The weather on Uranus is incredibly active, say scientists, but they’re not sure why. Heidi Hammel of the Association of Universities for Research in Astronomyis part of the team that first noticed the activity when observing the planet with adaptive optics on the W. M. Keck Observatory in Hawaii. She said:
This type of activity would have been expected in 2007, when Uranus’s once-every-42-year equinox occurred and the sun shined directly on the equator. But we predicted that such activity would have died down by now. Why we see these incredible storms now is beyond anybody’s guess.
In all, the team detected eight large storms on Uranus’s northern hemisphere when observing the planet with the Keck Observatory on August 5 and 6. One was the brightest storm ever seen on Uranus.
When amateur astronomers heard about the activity, they turned their telescopes on the planet and were amazed to see a bright blotch on the surface of a normally boring blue dot.

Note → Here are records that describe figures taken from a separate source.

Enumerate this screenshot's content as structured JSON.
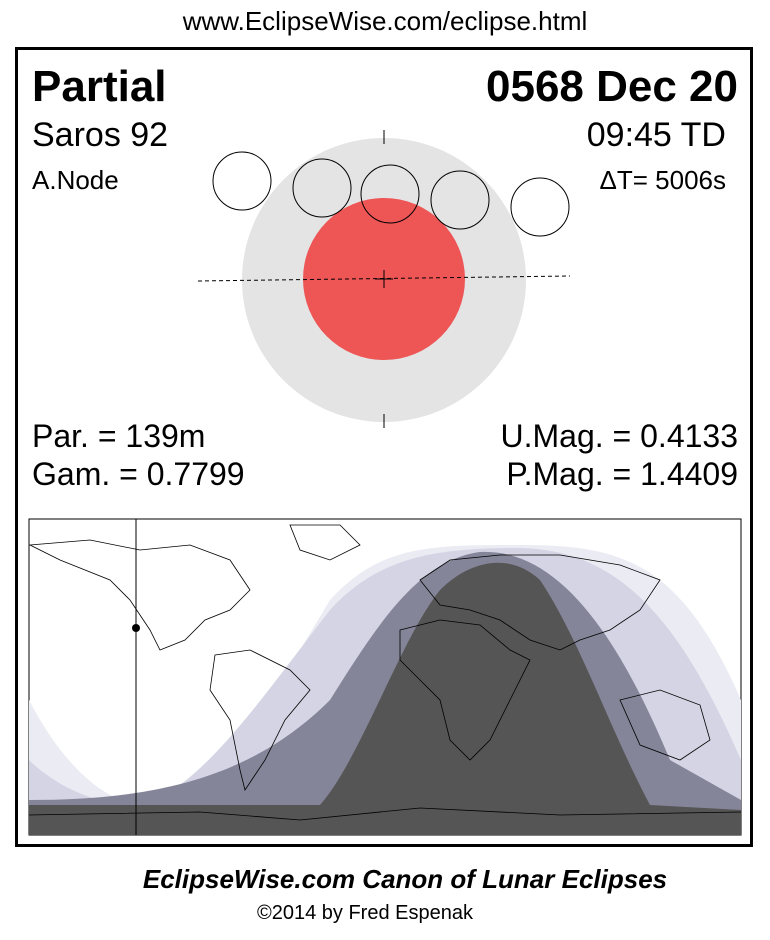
{
  "header": {
    "url": "www.EclipseWise.com/eclipse.html"
  },
  "eclipse": {
    "type": "Partial",
    "date": "0568 Dec 20",
    "saros": "Saros  92",
    "time": "09:45 TD",
    "node": "A.Node",
    "delta_t": "ΔT=   5006s",
    "par": "Par. = 139m",
    "gam": "Gam. = 0.7799",
    "umag": "U.Mag. = 0.4133",
    "pmag": "P.Mag. = 1.4409"
  },
  "colors": {
    "penumbra": "#e4e4e4",
    "umbra": "#ee5555",
    "map_dark": "#555555",
    "map_mid": "#85859a",
    "map_light": "#d4d4e4",
    "map_lightest": "#ebebf3"
  },
  "footer": {
    "credit": "EclipseWise.com Canon of Lunar Eclipses",
    "copyright": "©2014 by Fred Espenak"
  }
}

French amateur astronomer Marc Delcroix works for an auto-parts supplier in Toulouse and has been observing the skies – Jupiter in particular – with his backyard telescope since 2006. Delcroix said:
I was thrilled to see such activity on Uranus. Getting details on Mars, Jupiter or Saturn is now routine, but seeing detail on Uranus and Neptune is the new frontier for us amateurs and I did not want to miss that. I was so happy to confirm myself these first amateur images on this bright storm on Uranus, feeling I was living a very special moment for planetary amateur astronomy.

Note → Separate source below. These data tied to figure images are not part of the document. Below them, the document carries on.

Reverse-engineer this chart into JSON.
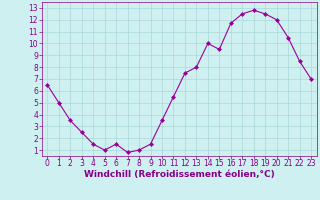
{
  "x": [
    0,
    1,
    2,
    3,
    4,
    5,
    6,
    7,
    8,
    9,
    10,
    11,
    12,
    13,
    14,
    15,
    16,
    17,
    18,
    19,
    20,
    21,
    22,
    23
  ],
  "y": [
    6.5,
    5.0,
    3.5,
    2.5,
    1.5,
    1.0,
    1.5,
    0.8,
    1.0,
    1.5,
    3.5,
    5.5,
    7.5,
    8.0,
    10.0,
    9.5,
    11.7,
    12.5,
    12.8,
    12.5,
    12.0,
    10.5,
    8.5,
    7.0
  ],
  "line_color": "#990099",
  "marker": "D",
  "marker_size": 2,
  "bg_color": "#cff0f0",
  "grid_color": "#aad8d8",
  "xlabel": "Windchill (Refroidissement éolien,°C)",
  "xlim": [
    -0.5,
    23.5
  ],
  "ylim": [
    0.5,
    13.5
  ],
  "xticks": [
    0,
    1,
    2,
    3,
    4,
    5,
    6,
    7,
    8,
    9,
    10,
    11,
    12,
    13,
    14,
    15,
    16,
    17,
    18,
    19,
    20,
    21,
    22,
    23
  ],
  "yticks": [
    1,
    2,
    3,
    4,
    5,
    6,
    7,
    8,
    9,
    10,
    11,
    12,
    13
  ],
  "xlabel_fontsize": 6.5,
  "tick_fontsize": 5.5,
  "label_color": "#880088"
}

Interestingly, the extremely bright storm seen by the 10-meter Keck II telescope in the near infrared is not the one seen by the amateurs, which is much deeper in the atmosphere than the one that initially caused all the excitement.
Uranus is an ice giant, about four times the diameter of Earth, with an atmosphere of hydrogen and helium, with just a bit of methane to give it a blue tint. Because it is so distant – 19 times farther from the sun than Earth – astronomers were able to see little detail on its surface until adaptive optics on both Keck Observatory telescopes revealed features much like those on Jupiter.
Because Uranus has no internal source of heat, its atmospheric activity was thought to be driven solely by sunlight, which is now weak in the northern hemisphere. Hence astronomers were surprised when these observations showed such intense activity.